Jakarta, CNN Indonesia -- Menteri Kelautan dan Perikanan Susi Pudjiastuti menyatakan kapal-kapal penangkap ikan dari Vietnam yang berjumlah 1.928 unit sudah tidak ada lagi di perairan Indonesia per hari ini, Rabu (24/12), sebab Kamis esok (25/12) adalah tenggat bagi kapal-kapal itu untuk berlindung di laut RI guna menghindari badai.
“Hari ini kapal-kapal Vietnam sudah selesai berlindung dan tidak ada lagi di wilayah perairan Natuna, Indonesia,” kata Susi di Kantor Komisi Pemberantasan Korupsi, Jakarta, Rabu (24/12).
Pemerintah Provinsi Ba Ria-Vung Tau, Vietnam, sebelumnya mengirim surat kepada Kementerian Kelautan dan Perikanan RI untuk meminta perlindungan atas kapal-kapal nelayan mereka yang berada di perairan Indonesia guna menghindar dari badai.
ADVERTISEMENT
SCROLL TO CONTINUE WITH CONTENT
Surat itu dikirim melalui Konsulat Jenderal Republik Indonesia di Ho Chi Minh kepada Kedutaan Besar Vietnam di Indonesia. Dalam surat itu disebut sebanyak 1.928 kapal nelayan Vietnam yang membawa 13.399 Anak Buah Kapal memerlukan perlindungan dari serangan badai Typhoon Hagupit.
Susi mengatakan, jumlah kapal Vietnam yang luar biasa banyak itu menggambarkan betapa negara kecil seperti Vietnam memiliki ribuan kapal penangkap ikan yang berpotensi masuk wilayah perairan Indonesia.

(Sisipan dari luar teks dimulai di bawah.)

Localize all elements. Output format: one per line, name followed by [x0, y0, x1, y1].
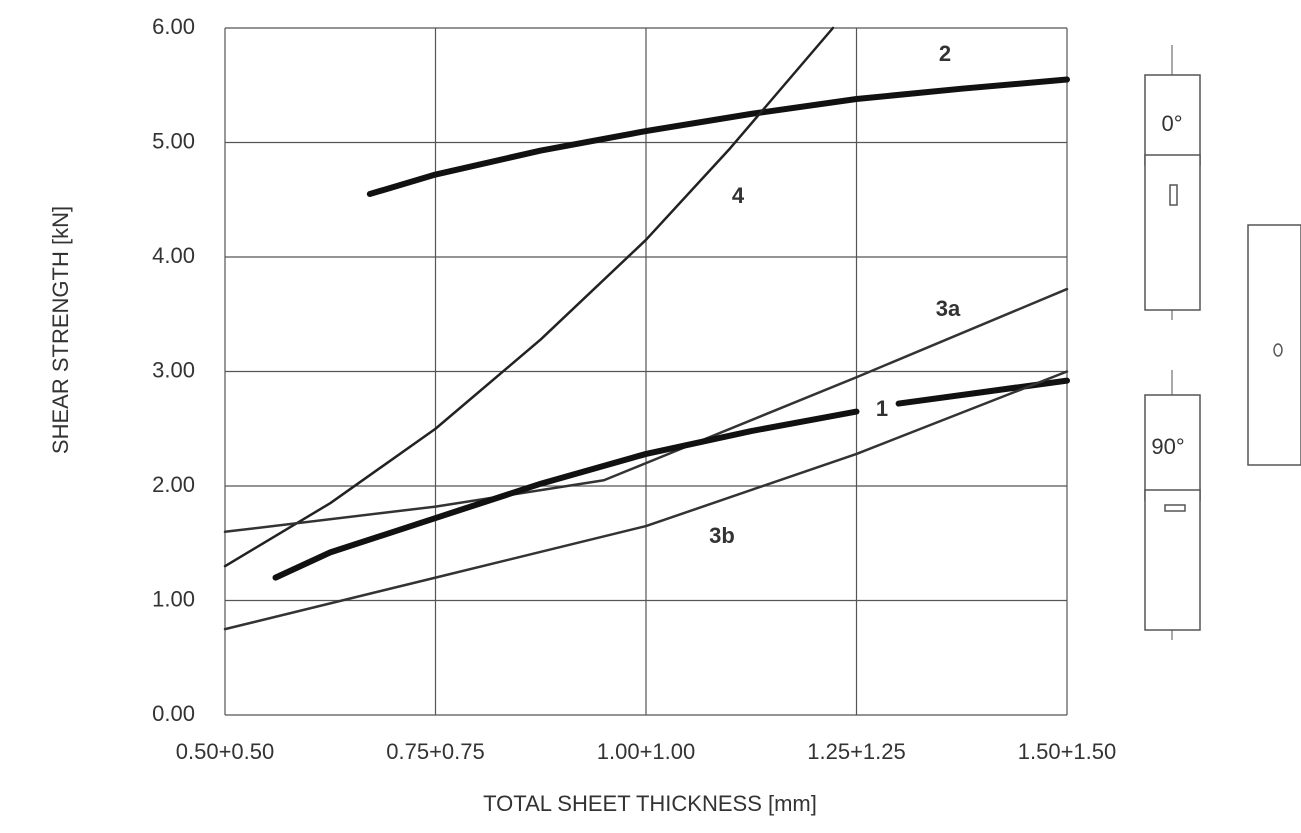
x-tick-label: 1.25+1.25 [807, 739, 905, 764]
chart: TOTAL SHEET THICKNESS [mm] SHEAR STRENGT… [0, 0, 1301, 833]
y-tick-label: 1.00 [152, 586, 195, 611]
specimen-label: 0° [1161, 111, 1182, 136]
series-line [276, 381, 1067, 578]
y-tick-label: 3.00 [152, 357, 195, 382]
x-tick-label: 0.50+0.50 [176, 739, 274, 764]
specimen-plate [1248, 225, 1301, 465]
series-label: 3a [936, 296, 961, 321]
page: TOTAL SHEET THICKNESS [mm] SHEAR STRENGT… [0, 0, 1301, 833]
series-label: 3b [709, 523, 735, 548]
x-tick-label: 0.75+0.75 [386, 739, 484, 764]
y-axis-label: SHEAR STRENGTH [kN] [48, 206, 73, 454]
x-tick-label: 1.50+1.50 [1018, 739, 1116, 764]
x-tick-label: 1.00+1.00 [597, 739, 695, 764]
y-tick-label: 0.00 [152, 701, 195, 726]
specimen-plate [1145, 155, 1200, 310]
specimen-label: 90° [1151, 434, 1184, 459]
y-tick-label: 4.00 [152, 243, 195, 268]
specimens: 0° 90° [1145, 45, 1301, 640]
series-label: 2 [939, 41, 951, 66]
series-label: 4 [732, 183, 745, 208]
specimen-spot [1274, 344, 1282, 356]
specimen-spot [1170, 185, 1177, 205]
y-tick-label: 6.00 [152, 14, 195, 39]
x-axis-label: TOTAL SHEET THICKNESS [mm] [483, 791, 817, 816]
series-label: 1 [876, 396, 888, 421]
y-tick-label: 2.00 [152, 472, 195, 497]
specimen-spot [1165, 505, 1185, 511]
y-tick-label: 5.00 [152, 128, 195, 153]
series-line [370, 80, 1067, 194]
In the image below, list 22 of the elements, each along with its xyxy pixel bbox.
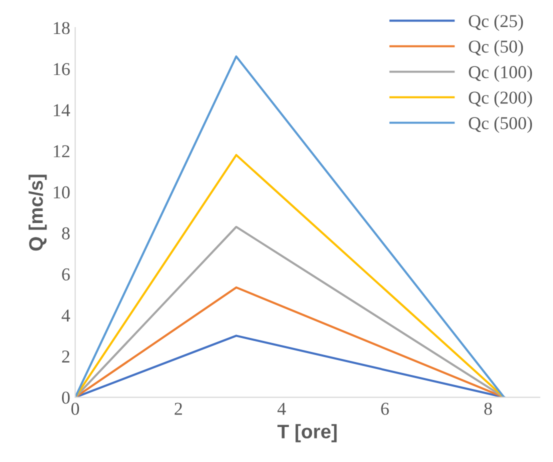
y-tick-label: 8 [62, 227, 70, 240]
legend-label: Qc (200) [468, 91, 532, 108]
legend-label: Qc (100) [468, 66, 532, 82]
x-tick-label: 6 [381, 402, 389, 415]
y-tick-label: 12 [54, 145, 70, 158]
x-axis-title: T [ore] [277, 424, 337, 442]
y-tick-label: 18 [54, 22, 70, 34]
legend-label: Qc (500) [468, 116, 532, 133]
x-tick-label: 2 [174, 402, 182, 415]
legend-label: Qc (25) [468, 14, 523, 31]
y-axis-title: Q [mc/s] [28, 174, 47, 251]
y-tick-label: 2 [62, 350, 70, 363]
y-tick-label: 10 [54, 186, 70, 198]
x-tick-label: 0 [71, 402, 80, 415]
legend-label: Qc (50) [468, 40, 523, 56]
x-tick-label: 4 [278, 402, 286, 415]
y-tick-label: 4 [62, 310, 70, 322]
y-tick-label: 0 [62, 392, 70, 404]
y-tick-label: 16 [54, 63, 70, 76]
y-tick-label: 6 [62, 268, 70, 281]
y-tick-label: 14 [54, 104, 70, 116]
x-tick-label: 8 [484, 402, 492, 415]
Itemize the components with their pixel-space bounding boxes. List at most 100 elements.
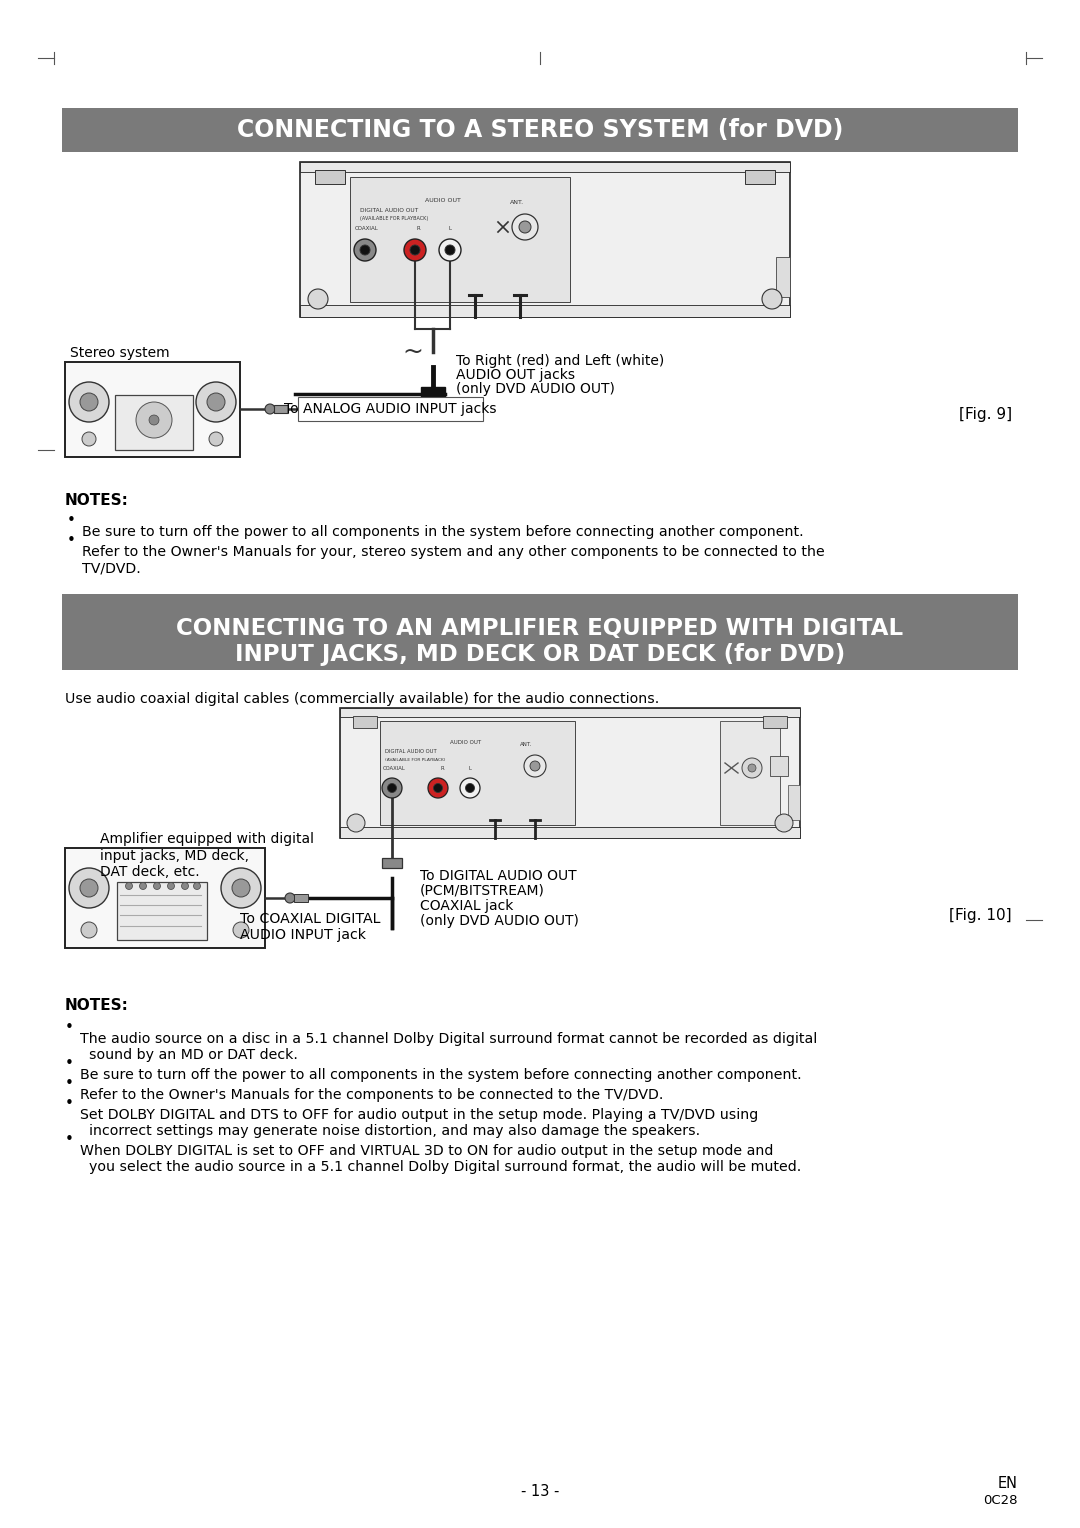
Bar <box>300 162 789 316</box>
Text: To Right (red) and Left (white): To Right (red) and Left (white) <box>456 354 664 368</box>
Circle shape <box>232 879 249 897</box>
Text: (AVAILABLE FOR PLAYBACK): (AVAILABLE FOR PLAYBACK) <box>360 215 429 222</box>
Bar <box>294 894 308 902</box>
Text: NOTES:: NOTES: <box>65 998 129 1013</box>
Bar <box>62 594 1018 669</box>
Text: CONNECTING TO AN AMPLIFIER EQUIPPED WITH DIGITAL: CONNECTING TO AN AMPLIFIER EQUIPPED WITH… <box>176 616 904 640</box>
Circle shape <box>382 778 402 798</box>
Circle shape <box>512 214 538 240</box>
Circle shape <box>69 868 109 908</box>
Circle shape <box>360 244 370 255</box>
Text: •: • <box>65 1096 73 1111</box>
Text: AUDIO OUT: AUDIO OUT <box>450 740 481 746</box>
Circle shape <box>285 892 295 903</box>
Bar <box>777 257 789 296</box>
Circle shape <box>136 402 172 439</box>
Circle shape <box>149 416 159 425</box>
Text: [Fig. 9]: [Fig. 9] <box>959 406 1012 422</box>
Bar <box>114 396 193 451</box>
Circle shape <box>193 883 201 889</box>
Circle shape <box>748 764 756 772</box>
Text: DIGITAL AUDIO OUT: DIGITAL AUDIO OUT <box>360 208 418 212</box>
Circle shape <box>388 784 396 793</box>
Text: (PCM/BITSTREAM): (PCM/BITSTREAM) <box>420 885 545 898</box>
Text: Use audio coaxial digital cables (commercially available) for the audio connecti: Use audio coaxial digital cables (commer… <box>65 692 659 706</box>
Text: ANT.: ANT. <box>519 743 532 747</box>
Text: The audio source on a disc in a 5.1 channel Dolby Digital surround format cannot: The audio source on a disc in a 5.1 chan… <box>80 1031 818 1047</box>
Text: (only DVD AUDIO OUT): (only DVD AUDIO OUT) <box>420 914 579 927</box>
Text: •: • <box>65 1056 73 1071</box>
Text: •: • <box>65 1076 73 1091</box>
Circle shape <box>445 244 455 255</box>
Circle shape <box>428 778 448 798</box>
Circle shape <box>742 758 762 778</box>
Bar <box>62 108 1018 151</box>
Text: Be sure to turn off the power to all components in the system before connecting : Be sure to turn off the power to all com… <box>80 1068 801 1082</box>
Text: R: R <box>416 226 420 231</box>
Text: •: • <box>65 1132 73 1148</box>
Bar <box>380 721 575 825</box>
Bar <box>274 405 288 413</box>
Circle shape <box>80 393 98 411</box>
Bar <box>300 306 789 316</box>
Bar <box>340 827 800 837</box>
Circle shape <box>125 883 133 889</box>
Circle shape <box>167 883 175 889</box>
Bar <box>340 707 800 717</box>
Circle shape <box>308 289 328 309</box>
Circle shape <box>80 879 98 897</box>
Circle shape <box>524 755 546 778</box>
Circle shape <box>410 244 420 255</box>
Circle shape <box>762 289 782 309</box>
Bar <box>65 362 240 457</box>
Text: ANT.: ANT. <box>510 200 524 205</box>
Text: When DOLBY DIGITAL is set to OFF and VIRTUAL 3D to ON for audio output in the se: When DOLBY DIGITAL is set to OFF and VIR… <box>80 1144 773 1158</box>
Text: R: R <box>441 766 444 772</box>
Text: [Fig. 10]: [Fig. 10] <box>949 908 1012 923</box>
Text: Refer to the Owner's Manuals for your, stereo system and any other components to: Refer to the Owner's Manuals for your, s… <box>82 545 825 559</box>
Bar <box>117 882 207 940</box>
Bar <box>350 177 570 303</box>
Text: Amplifier equipped with digital: Amplifier equipped with digital <box>100 833 314 847</box>
Circle shape <box>207 393 225 411</box>
Text: AUDIO INPUT jack: AUDIO INPUT jack <box>240 927 366 941</box>
Text: L: L <box>469 766 472 772</box>
Circle shape <box>139 883 147 889</box>
Circle shape <box>438 238 461 261</box>
Text: (only DVD AUDIO OUT): (only DVD AUDIO OUT) <box>456 382 615 396</box>
Text: COAXIAL: COAXIAL <box>383 766 406 772</box>
Text: sound by an MD or DAT deck.: sound by an MD or DAT deck. <box>80 1048 298 1062</box>
Text: NOTES:: NOTES: <box>65 494 129 507</box>
Text: (AVAILABLE FOR PLAYBACK): (AVAILABLE FOR PLAYBACK) <box>384 758 445 762</box>
Circle shape <box>233 921 249 938</box>
Bar <box>340 707 800 837</box>
Text: you select the audio source in a 5.1 channel Dolby Digital surround format, the : you select the audio source in a 5.1 cha… <box>80 1160 801 1174</box>
Bar <box>770 756 788 776</box>
Circle shape <box>465 784 474 793</box>
Text: input jacks, MD deck,: input jacks, MD deck, <box>100 850 249 863</box>
Circle shape <box>775 814 793 833</box>
Text: DAT deck, etc.: DAT deck, etc. <box>100 865 200 879</box>
Text: •: • <box>67 513 76 529</box>
Text: INPUT JACKS, MD DECK OR DAT DECK (for DVD): INPUT JACKS, MD DECK OR DAT DECK (for DV… <box>234 642 846 666</box>
Bar <box>315 170 345 183</box>
Text: •: • <box>67 533 76 549</box>
Circle shape <box>433 784 443 793</box>
Circle shape <box>210 432 222 446</box>
Bar <box>300 162 789 173</box>
Circle shape <box>354 238 376 261</box>
Text: To ANALOG AUDIO INPUT jacks: To ANALOG AUDIO INPUT jacks <box>284 402 496 416</box>
Bar <box>762 717 787 727</box>
Text: Be sure to turn off the power to all components in the system before connecting : Be sure to turn off the power to all com… <box>82 526 804 539</box>
Text: ~: ~ <box>403 341 423 364</box>
Text: incorrect settings may generate noise distortion, and may also damage the speake: incorrect settings may generate noise di… <box>80 1125 700 1138</box>
Circle shape <box>519 222 531 232</box>
Text: To COAXIAL DIGITAL: To COAXIAL DIGITAL <box>240 912 380 926</box>
Bar <box>720 721 780 825</box>
Circle shape <box>221 868 261 908</box>
Text: EN: EN <box>998 1476 1018 1491</box>
Text: Stereo system: Stereo system <box>70 345 170 361</box>
Bar <box>745 170 775 183</box>
Text: L: L <box>448 226 451 231</box>
Circle shape <box>153 883 161 889</box>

“Jangan anggap mereka itu kapal-kapal kecil seperti sampan,” ujar Susi.
Ukuran terkecil kapal nelayan Vietnam mencapai 70 GT (gross ton). Angka itu berbanding terbalik dengan ukuran kapal yang dimiliki Indonesia. Kapal penangkap ikan Indonesia justru besarnya sama dengan kapal ukuran terkecil yang dimiliki Vietnam, yakni 70 GT.
Kapal-kapal penangkap ikan dari negara asing lain bahkan berukuran lebih besar. Ukuran kapal Thailand mencapai 200-300 GT. “Jadi bisa dibayangkan seperti apa kapal-kapal besar lain yang masuk ke perairan kita,” ujar Susi.
Lindungi nelayanSusi mengajak semua pihak mendukung upayanya menindak berbagai bentuk pelanggaran terhadap kelestarian sumber daya alam di sektor kelautan dan perikanan. Apalagi eksekusi yang dilakukan terhadap kapal-kapal ikan liar telah menunjukkan manfaat nyata bagi kelangsungan hidup para nelayan.
"Ini semua demi
livelihood para petani dan nelayan. Jadi upaya ini jangan hangat-hangat tahi ayam," kata Susi.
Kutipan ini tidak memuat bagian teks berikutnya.